[GIS] Postgis performance increase with cluster

postgispostgresql

I've been reading a few questions on this site and saw quite a few people advocating for creating a cluster function.

So I've decided to test this function to see if there was any notable speed increase. I've used a table with 35,000 points. Both tables have the spatial index but tableb has the cluster

create table tableb as select * from tablea

CREATE INDEX tableb_sidx ON tableb  USING gist  (geom);

CLUSTER tableb USING tableb_sidx

select a.*
from tablea a, inventory b
where st_dwithin(a.geom, b.geom, 200)

select a.*
from tableb a, inventory b
where st_dwithin(a.geom, b.geom, 200)

Running these st_dwithin queries result in the exact same running time of 1 minute

Am I doing something wrong or does this cluster not apply to every spatial query?

Best Answer

According to the research I've done in the past, the effects of spatial fragmentation are measurable at 10k rows, barely perceptible at 100k rows, noticeable at 1m rows, and pronounced at 10m rows.
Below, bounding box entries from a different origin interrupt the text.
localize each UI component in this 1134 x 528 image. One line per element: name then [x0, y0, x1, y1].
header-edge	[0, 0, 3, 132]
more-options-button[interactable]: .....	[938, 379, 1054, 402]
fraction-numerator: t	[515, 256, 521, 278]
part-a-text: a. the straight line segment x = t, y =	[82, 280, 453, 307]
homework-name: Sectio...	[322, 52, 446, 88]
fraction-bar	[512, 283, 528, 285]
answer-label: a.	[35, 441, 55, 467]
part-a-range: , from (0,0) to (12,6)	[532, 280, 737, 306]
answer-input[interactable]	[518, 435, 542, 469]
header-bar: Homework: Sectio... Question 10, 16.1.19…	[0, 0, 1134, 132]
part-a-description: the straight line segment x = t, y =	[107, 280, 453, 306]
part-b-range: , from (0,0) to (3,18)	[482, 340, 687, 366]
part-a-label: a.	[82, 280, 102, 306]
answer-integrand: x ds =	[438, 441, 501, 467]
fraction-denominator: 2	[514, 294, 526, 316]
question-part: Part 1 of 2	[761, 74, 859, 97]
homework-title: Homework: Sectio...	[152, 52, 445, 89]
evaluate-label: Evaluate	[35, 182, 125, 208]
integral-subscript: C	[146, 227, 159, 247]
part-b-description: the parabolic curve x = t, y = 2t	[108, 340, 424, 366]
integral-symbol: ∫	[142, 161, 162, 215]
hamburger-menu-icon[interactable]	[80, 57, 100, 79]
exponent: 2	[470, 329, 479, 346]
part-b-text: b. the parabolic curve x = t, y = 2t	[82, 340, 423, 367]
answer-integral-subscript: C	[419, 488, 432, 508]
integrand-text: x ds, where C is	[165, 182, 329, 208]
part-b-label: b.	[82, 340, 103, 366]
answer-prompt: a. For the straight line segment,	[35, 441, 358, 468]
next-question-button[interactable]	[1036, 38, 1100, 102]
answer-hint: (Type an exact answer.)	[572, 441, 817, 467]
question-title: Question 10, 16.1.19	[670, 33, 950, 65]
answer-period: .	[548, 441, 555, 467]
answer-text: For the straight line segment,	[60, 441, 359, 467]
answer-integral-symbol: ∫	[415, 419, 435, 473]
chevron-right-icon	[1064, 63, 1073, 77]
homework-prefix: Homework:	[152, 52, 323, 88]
These were worst case models, with randomly distributed data, and 2-5% return sets, so it's likely that the impact of barely fragmented data or with very small return volume would not be noticible without extensive testing (sample sizes large enough to show statistically significant variance).

It seems likely that your performance can be improved, but the issue is not spatial fragmentation. You should defragment both tables(on an attribute index which is spatially correlated, like zipcode or province) and run VACUUM FULL ANALYZE before further testing. After that you should use EXPLAIN to determine the query plan and move forward from there.